The Bridge · 12 min mission

The MCP Bridge: Codex as a Tool Inside Claude

Wire Codex into a Claude session over MCP, keep stateful threads, and build a dual-agent pipeline.

tandemmcpsdkFact-checked 2026-06-13

On this page

Stage 1 — Codex as an MCP server
The codex() parameters that matter
Stage 2 — stateful threads with threadId
The community wrapper: codex-mcp-server
Scope the bridge to one subagent
Stage 3 — the dual-agent pipeline in code
Where this leaves you

You already know the two CLIs as rivals: Claude Code in one terminal, Codex in another, you playing referee. This guide deletes the referee. We wire Codex into a Claude session as a callable tool, so Claude can hand a sub-task to GPT-5-class reasoning, read the answer, and keep going — one loop, one context, no copy-paste.

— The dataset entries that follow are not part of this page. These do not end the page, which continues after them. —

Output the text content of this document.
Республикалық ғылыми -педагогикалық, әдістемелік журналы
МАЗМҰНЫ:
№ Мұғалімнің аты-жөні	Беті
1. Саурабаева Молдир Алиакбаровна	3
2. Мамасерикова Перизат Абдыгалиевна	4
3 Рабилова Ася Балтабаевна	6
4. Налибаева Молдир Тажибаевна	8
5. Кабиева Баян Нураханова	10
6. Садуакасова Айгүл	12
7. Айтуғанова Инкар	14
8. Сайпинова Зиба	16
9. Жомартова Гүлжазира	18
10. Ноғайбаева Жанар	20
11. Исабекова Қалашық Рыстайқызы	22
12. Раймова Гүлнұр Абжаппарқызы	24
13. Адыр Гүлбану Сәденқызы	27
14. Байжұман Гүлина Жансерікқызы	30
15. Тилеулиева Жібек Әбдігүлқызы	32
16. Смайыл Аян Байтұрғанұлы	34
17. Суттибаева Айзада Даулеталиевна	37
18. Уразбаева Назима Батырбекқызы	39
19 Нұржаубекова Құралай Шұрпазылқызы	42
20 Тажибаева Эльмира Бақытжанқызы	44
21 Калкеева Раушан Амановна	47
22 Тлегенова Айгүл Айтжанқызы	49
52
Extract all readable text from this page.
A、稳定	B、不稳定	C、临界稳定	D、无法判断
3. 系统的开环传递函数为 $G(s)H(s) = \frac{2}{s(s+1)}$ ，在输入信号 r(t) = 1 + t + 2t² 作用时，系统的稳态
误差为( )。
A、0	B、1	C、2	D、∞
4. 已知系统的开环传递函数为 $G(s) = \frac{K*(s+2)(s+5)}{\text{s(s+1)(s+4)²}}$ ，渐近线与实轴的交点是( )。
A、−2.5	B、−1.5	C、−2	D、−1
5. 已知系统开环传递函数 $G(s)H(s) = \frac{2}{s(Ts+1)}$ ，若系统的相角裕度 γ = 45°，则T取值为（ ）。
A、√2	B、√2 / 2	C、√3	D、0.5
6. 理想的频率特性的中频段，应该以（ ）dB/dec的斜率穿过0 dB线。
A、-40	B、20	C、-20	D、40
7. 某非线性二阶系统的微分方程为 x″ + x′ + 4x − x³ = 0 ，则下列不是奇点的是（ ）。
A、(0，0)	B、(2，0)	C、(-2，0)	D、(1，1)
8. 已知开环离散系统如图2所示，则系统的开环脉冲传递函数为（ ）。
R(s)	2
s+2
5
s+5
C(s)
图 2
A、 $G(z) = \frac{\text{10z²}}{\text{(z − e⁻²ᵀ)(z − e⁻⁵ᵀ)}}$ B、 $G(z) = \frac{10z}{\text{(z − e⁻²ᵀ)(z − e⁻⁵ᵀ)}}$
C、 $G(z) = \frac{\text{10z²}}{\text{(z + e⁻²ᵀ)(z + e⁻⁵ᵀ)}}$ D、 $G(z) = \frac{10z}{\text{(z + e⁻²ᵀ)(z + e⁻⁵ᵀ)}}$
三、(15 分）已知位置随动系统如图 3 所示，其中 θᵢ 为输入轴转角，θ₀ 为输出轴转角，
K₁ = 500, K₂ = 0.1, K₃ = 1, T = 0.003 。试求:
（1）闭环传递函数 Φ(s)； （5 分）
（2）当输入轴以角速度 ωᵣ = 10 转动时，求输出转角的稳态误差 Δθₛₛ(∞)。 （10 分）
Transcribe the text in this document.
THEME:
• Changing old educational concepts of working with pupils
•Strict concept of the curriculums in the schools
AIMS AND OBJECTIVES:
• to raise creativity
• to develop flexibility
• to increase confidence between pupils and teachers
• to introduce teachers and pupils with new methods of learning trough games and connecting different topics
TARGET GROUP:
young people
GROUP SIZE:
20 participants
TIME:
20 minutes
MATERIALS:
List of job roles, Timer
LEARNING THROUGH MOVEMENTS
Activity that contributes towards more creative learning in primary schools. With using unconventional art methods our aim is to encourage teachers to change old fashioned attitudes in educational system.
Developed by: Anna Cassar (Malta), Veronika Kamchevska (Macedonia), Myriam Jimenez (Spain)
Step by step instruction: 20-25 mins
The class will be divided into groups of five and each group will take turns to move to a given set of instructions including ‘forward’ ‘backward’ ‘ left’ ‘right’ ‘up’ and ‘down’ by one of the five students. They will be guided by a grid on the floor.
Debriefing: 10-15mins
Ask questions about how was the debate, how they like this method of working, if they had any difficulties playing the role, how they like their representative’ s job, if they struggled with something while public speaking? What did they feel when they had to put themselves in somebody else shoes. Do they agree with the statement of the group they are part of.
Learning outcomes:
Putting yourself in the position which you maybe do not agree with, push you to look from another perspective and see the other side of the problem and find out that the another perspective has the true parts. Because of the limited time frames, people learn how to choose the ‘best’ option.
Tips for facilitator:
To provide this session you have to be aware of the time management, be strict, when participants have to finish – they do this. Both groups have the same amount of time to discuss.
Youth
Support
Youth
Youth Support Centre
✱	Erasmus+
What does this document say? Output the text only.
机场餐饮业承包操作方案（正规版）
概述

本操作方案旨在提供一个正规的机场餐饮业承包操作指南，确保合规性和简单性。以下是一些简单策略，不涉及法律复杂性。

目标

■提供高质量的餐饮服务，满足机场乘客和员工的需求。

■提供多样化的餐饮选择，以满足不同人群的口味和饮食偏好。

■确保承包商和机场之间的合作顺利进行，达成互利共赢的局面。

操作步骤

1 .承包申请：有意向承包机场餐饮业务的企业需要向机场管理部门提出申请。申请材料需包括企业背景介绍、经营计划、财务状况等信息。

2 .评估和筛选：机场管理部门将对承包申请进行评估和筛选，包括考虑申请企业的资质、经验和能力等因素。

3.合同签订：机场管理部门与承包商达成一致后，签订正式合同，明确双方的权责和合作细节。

The trick is that there is no trick. MCP is the neutral protocol that makes this work, and it is the exact same standard covered in the Claude Code MCP guide (claude mcp add, scopes, .mcp.json, tool search). Read that first if "MCP server" still feels fuzzy — here we assume it. The one new idea: the server you are connecting is Codex itself.

We build in three stages. Stage 1 registers Codex as an MCP server so codex() shows up as a tool in your Claude session. Stage 2 keeps that Codex thread stateful across multiple turns with codex-reply(). Stage 3 drops the interactive CLI entirely and drives both agents from code with the Claude Agent SDK, where "Claude calls Codex" becomes a dual-agent pipeline you can put in CI.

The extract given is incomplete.